Origin of "It's a fair cop"
Green’s Dictionary of Slang dates its usage from the late 19th century; fair in the sense of justifiable:
[late 19C+] (orig. UK Und.):
a justifiable arrest; usu. in the tongue-in-cheek phr. it’s a fair cop guvnor, put the bracelets on...
any situation seen as fair and about which there is no complaint.
Wiktionary cites an early usage:
1891, Montagu Stephen Williams, Later Leaves: Being the Further Reminiscences of Montagu Williams, Q. C., Macmillan and Co.:
- "Several other witnesses gave corroborative evidence, and a constable who helped to arrest the prisoners stated that one of them, on being taken into custody, said: 'Ah, well, this is a fair cop.'"
Little Oxford Dictionary of Word Origins notes that:
The verb cop meaning to catch comes from northern English dialect cap meaning to capture or arrest. This probably goes back to Latin capere to take or seize. So a copper was a catcher which is why it became an informal term for a police officer in the 1840s.
Apprehended villains have been saying It’s a fair cop! since the 1880s
According to the Oxford English Dictionary, "cop" in this sense means capture.
My own search of newspapers found a really early example in multiple London newspapers, the earliest version of the story being published on September 1, 1875. A guy was caught breaking and entering and (after a chase) he was brought to the station where he said:
Well, you have made a fair cop (capture) and I'll act square.
(Here's a screenshot of the article, specifically from The Sunday Times on Sunday, September 5, 1875.)
Another early example is in the Derby Mercury (Derby, England), Wednesday, March 27, 1878, which describes a guy who put two fouls in his pockets and got caught.
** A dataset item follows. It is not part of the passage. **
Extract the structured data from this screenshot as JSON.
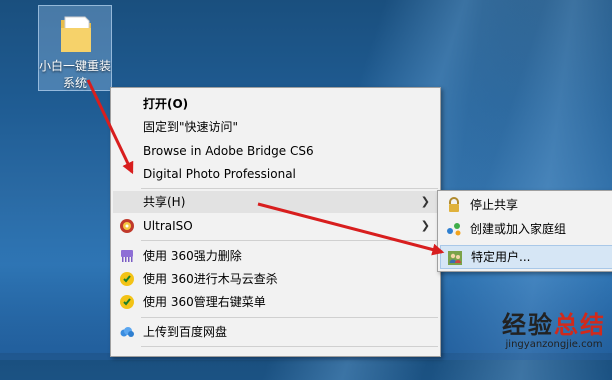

The article says he called it a "fair cop" (here's a screenshot of the article).
The OED also lists an early example for "good cop":
What do you want to search me for? You have got a good cop.
Sessions Paper, 1884
Here's another early example for "fair cop":
Prisoner remarked it was ‘a fair cop’.
The Standard, 1889
The noun came from the verb:
If the Cruel Stork should come, He'd Tyrannize and Cop up some [Frogs].
The Dissenting Hypocrite, 1704
As for where the verb cop came from, the OED thinks it's "[p]erhaps a broad pronunciation of cap" (a now-obsolete verb meaning "arrest" that itself is "apparently [from] Old French cape-r [meaning] to seize").
One early instance of the expression appears in "The Easy Chair," in the [Echuca, Victoria & Moama, New South Wales] Riverine Herald (June 11, 1890):
"It is a fair cop," admitted Mr John Rose, when discovered in company with a jemmy in a house to which he had not been invited ; "but I did not mean to get into the house ; I meant the pawnshop next door." There is an engaging frankness about the explanation.
The British Newspaper Archive turns up an even earlier match—from "Alleged Breach of the Licensing Act at Darlington," in the Daily Gazette for Middlesbrough [Yorkshire] (October 4, 1881) [combined snippets; the paragraph breaks shown are conjectural and almost certainly inaccurate]:
Inspector Scott narrated the facts of the case; and evidence was given by P.C. Ferguson to the effect that on the morning of the day named, about ten minutes to ten, he saw some men loitering about the house. Suspecting something wrong, witness entered the house, and found a man with a pot of beer before him. Mrs Peacock came to the bar whilst witness was there, and when she saw him struck the pot of beer off the counter. The man remarked that there was no use telling a lie about it ; and when witness remarked that it was a fair cop Mrs Peacock appeared very much flurried.
The defence was a total denial that the liquor in the pot was beer. Mrs Peacock deposed that the man who was alleged to have been drinking beer went in her husband's house and asked her for a pint of beer. Mrs Peacock said, Not likely, and the man then asked her for a drink of water, which she gave him. In answer to Inspector Scott, witness denied that the man gave her any money. It was true that Ferguson said to her, This is a fair cop, and she replied, I don't see how you can call it a fair cop giving a man a drink of water. The defendant also swore that the pot contained nothing but water, and his statement was corroborated by another witness, who saw the water drawn.
Eventually, however, the Bench ordered an adjournment of the case, in order to secure the attendance of a witness whose evidence the police and the defence were anxious to obtain.
In each instance, the phrase "It's a fair cop" seems to mean "It is a clear case of catching [someone] in the act of doing something illegal."
From:
The Concise New Partridge Dictionary of Slang and Unconventional English
it’s a fair cop used of a good or legal arrest; in later use, as a jocular admission of anything trivial UK, 1891
and
an arrest UK, 1844 Especially familiar in the phrase IT’S A FAIR COP
Above are a couple of citations showing early use of the phrase, without 'guv'nor.